Ele não alcançou o patamar fascista ainda, mas mente como um fascista, elogia ditaduras e ditadores como um fascista, glorifica a violência — basta lembrar que o símbolo de sua campanha era fazer uma arma com a mão. Ele tem praticado atos de discriminação contra diferentes tipos de minorias. E, para ele, a oposição não é formada por indivíduos que merece respeito, mas terroristas que precisam ser eliminados.
É um líder que não tem muito respeito pela Constituição e a democracia, e o risco é que ele e seus apoiadores tentem dar algum tipo de autogolpe. Existe essa possibilidade, mas ela não precisa ocorrer. Talvez Bolsonaro nunca será o fascista que ele gostaria de ser, porque para o fascismo vencer, são necessários alguns elementos, que ocorreram no passado na Alemanha ou na Itália: supressão da imprensa, ausência de oposição, colaboração dos servidores públicos, das Forças Armadas e dos políticos de direita que não são fascistas. Quando isso ocorre, o fascismo vence.
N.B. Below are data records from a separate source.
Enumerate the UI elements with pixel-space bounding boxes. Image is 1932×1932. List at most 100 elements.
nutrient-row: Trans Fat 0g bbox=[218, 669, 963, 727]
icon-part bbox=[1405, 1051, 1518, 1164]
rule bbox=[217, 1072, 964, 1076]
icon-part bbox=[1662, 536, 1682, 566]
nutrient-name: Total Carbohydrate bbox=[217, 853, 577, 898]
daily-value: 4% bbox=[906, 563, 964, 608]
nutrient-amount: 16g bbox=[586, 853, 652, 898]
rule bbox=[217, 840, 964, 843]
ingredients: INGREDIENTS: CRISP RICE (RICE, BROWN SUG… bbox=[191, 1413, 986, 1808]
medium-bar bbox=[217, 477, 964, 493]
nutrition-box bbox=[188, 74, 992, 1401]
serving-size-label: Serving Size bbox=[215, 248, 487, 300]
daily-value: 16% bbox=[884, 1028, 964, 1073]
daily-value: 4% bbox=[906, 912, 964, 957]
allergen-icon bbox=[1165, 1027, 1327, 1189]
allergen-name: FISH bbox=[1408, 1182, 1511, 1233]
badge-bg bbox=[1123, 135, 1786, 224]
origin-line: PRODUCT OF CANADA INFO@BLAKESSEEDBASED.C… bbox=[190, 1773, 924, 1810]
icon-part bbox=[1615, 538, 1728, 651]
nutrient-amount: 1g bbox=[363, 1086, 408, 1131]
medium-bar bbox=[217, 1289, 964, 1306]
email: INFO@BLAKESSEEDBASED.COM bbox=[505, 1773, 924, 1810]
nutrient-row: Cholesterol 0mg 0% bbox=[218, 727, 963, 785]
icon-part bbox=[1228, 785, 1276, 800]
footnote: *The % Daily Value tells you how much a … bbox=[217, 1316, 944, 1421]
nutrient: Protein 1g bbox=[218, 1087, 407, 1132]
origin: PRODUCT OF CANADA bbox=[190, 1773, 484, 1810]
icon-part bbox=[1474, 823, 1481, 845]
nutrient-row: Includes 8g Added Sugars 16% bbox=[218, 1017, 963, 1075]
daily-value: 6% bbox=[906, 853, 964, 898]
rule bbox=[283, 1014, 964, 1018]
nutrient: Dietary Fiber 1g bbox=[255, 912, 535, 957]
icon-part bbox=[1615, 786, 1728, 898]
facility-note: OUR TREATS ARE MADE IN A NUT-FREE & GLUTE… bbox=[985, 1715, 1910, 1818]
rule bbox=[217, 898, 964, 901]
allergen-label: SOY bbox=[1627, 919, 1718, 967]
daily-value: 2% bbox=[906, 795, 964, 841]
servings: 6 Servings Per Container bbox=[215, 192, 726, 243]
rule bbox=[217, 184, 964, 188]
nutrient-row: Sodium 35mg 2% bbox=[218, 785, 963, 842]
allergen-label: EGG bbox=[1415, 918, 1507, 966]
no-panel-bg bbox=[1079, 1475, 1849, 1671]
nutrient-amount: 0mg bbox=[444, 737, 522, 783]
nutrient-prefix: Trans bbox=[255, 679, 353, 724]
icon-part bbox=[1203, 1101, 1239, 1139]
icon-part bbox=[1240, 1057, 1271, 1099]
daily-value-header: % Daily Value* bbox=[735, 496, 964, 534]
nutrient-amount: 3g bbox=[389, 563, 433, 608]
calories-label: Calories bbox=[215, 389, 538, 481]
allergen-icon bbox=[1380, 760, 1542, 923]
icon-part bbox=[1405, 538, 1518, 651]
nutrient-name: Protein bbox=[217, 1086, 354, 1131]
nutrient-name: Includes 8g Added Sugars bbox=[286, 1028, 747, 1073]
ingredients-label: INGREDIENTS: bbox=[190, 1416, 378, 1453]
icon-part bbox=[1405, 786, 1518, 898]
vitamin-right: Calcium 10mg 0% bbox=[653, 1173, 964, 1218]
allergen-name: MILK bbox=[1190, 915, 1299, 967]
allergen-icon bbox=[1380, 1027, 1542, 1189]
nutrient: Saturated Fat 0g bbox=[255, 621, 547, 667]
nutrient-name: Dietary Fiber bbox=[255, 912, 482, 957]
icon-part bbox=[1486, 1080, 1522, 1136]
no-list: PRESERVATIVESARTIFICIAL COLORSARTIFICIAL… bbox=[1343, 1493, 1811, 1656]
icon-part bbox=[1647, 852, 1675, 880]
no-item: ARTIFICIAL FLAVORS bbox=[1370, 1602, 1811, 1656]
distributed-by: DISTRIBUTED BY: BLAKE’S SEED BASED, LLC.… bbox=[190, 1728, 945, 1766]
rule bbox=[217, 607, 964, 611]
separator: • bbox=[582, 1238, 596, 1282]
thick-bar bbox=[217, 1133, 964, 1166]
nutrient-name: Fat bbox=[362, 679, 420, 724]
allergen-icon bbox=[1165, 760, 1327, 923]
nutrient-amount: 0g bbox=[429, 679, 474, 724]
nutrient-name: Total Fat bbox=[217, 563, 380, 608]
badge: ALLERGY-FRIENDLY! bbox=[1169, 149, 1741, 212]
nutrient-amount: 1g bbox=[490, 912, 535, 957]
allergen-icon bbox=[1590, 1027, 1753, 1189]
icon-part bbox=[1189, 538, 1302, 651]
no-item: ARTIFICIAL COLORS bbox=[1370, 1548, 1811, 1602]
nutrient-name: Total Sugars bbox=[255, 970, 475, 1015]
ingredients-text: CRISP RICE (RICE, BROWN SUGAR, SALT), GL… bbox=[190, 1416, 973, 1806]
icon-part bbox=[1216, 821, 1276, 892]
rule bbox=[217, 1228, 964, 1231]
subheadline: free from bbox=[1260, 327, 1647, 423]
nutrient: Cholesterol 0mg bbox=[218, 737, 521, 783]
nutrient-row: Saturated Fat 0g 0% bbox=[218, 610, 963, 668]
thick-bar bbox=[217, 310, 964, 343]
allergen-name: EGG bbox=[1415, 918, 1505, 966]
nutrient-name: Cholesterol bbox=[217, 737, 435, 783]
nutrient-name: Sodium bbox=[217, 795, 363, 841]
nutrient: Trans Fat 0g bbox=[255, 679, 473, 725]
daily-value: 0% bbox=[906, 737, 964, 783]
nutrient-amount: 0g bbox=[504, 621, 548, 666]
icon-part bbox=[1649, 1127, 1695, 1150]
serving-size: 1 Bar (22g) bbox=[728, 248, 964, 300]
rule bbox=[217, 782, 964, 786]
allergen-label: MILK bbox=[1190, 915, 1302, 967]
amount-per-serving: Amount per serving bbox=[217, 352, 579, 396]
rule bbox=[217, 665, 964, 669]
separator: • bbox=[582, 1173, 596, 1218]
Mas não está claro hoje no Brasil se as pessoas da direita vão ficar com Bolsonaro ou com a Constituição, nem se as Forças Armadas vão ficar do lado da Constituição ou de um projeto de ditador. E temos visto bastante independência do Poder Judiciário brasileiro. Além disso, não é certo que os brasileiros ficarão apáticos a respeito disso, porque quando isso ocorre o fascismo vence. Estou otimista em relação aos brasileiros e creio que eles poderão defender sua democracia.
Há duas semanas começaram a surgir protestos de rua que se autodenominam antifascistas, além de manifestos contrários ao governo. É uma designação correta?
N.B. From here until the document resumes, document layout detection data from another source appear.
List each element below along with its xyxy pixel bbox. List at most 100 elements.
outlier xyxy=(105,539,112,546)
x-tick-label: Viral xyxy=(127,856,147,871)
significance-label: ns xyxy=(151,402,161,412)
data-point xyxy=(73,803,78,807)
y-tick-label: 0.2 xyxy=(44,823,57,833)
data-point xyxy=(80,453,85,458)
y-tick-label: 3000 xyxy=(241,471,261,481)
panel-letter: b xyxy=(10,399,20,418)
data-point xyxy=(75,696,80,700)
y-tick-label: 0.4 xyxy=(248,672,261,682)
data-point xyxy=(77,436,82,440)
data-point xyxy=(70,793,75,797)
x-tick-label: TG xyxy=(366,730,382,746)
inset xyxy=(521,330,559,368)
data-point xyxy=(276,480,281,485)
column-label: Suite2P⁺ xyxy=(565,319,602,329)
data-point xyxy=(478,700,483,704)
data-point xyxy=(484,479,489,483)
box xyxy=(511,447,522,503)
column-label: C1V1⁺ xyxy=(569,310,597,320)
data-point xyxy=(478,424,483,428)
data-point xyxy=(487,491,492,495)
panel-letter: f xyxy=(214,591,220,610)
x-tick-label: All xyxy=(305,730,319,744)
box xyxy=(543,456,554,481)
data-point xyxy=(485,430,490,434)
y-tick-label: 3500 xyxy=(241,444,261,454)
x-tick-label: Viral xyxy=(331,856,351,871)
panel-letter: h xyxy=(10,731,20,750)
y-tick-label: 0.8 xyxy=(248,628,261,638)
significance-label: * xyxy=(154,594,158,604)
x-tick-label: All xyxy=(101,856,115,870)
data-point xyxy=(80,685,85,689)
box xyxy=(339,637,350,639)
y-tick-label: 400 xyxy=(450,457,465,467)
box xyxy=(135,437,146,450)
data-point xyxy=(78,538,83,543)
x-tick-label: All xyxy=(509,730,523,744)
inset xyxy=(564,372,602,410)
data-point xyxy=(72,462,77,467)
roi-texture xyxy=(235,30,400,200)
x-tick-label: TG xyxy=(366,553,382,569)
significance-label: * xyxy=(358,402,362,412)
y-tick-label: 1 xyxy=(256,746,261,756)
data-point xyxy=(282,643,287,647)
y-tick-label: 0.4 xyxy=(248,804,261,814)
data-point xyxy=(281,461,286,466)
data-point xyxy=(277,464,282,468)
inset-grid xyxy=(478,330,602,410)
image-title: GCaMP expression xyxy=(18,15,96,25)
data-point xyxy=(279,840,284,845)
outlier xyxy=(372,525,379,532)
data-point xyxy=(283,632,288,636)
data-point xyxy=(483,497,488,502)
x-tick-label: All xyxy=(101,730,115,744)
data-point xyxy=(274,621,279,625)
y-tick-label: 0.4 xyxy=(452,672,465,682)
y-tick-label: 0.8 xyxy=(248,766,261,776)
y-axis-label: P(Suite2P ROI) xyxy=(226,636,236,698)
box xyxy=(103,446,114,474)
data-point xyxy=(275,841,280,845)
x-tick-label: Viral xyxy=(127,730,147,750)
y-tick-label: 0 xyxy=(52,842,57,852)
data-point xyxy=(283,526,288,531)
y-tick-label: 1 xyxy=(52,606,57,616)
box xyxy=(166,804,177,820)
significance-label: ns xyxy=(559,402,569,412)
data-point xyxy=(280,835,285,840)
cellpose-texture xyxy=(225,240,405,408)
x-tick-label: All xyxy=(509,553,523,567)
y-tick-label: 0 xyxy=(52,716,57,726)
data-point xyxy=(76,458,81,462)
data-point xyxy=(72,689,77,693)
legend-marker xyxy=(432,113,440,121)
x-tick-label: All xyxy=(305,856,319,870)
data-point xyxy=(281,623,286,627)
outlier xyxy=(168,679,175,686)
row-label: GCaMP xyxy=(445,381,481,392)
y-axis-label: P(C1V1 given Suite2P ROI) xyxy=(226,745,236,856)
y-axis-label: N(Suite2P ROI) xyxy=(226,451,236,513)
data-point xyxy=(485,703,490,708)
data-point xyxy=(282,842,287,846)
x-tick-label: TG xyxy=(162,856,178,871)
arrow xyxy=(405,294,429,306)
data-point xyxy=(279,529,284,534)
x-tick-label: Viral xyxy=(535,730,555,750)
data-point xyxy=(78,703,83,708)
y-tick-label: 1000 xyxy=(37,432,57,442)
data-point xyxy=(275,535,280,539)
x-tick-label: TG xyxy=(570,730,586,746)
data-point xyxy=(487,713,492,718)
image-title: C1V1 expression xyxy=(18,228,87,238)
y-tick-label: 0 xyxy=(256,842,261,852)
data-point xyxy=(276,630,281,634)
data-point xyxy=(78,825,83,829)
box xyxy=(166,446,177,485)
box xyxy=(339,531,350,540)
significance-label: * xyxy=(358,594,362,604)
Sim. Historicamente, o antifascismo não é a esquerda. São os que defenderam a democracia contra o fascismo, o que inclui pessoas da esquerda, mas também do centro e da direita. Não devemos nos deixar confundir pelas mentiras de líderes como Bolsonaro ou Donald Trump. Se eles disserem que antifascismo é anarquismo ou a esquerda, isso não é verdade. E espero que a maioria de nós seja antifascista. Bolsonaro tem apoio de cerca de 30% da população, então a maioria dos brasileiros é antifascista, mas sem usar esse termo.
Lideranças políticas de diversos partidos e correntes também têm conversado sobre a formação de uma frente, mas há dificuldade de encontrar um discurso unificado.
Quando projetos de ditador estão ameaçando a democracia, não é a hora para a pequena política. Uma coalizão antifascista significa defender a democracia. Se as pessoas querem usar outro nome, isso não deve ser o ponto principal. Mas este é o momento para as pessoas que acreditam na democracia defenderem a democracia, em vez de pensar em uma lógica normal da política, porque não se trata de um contexto de normalidade.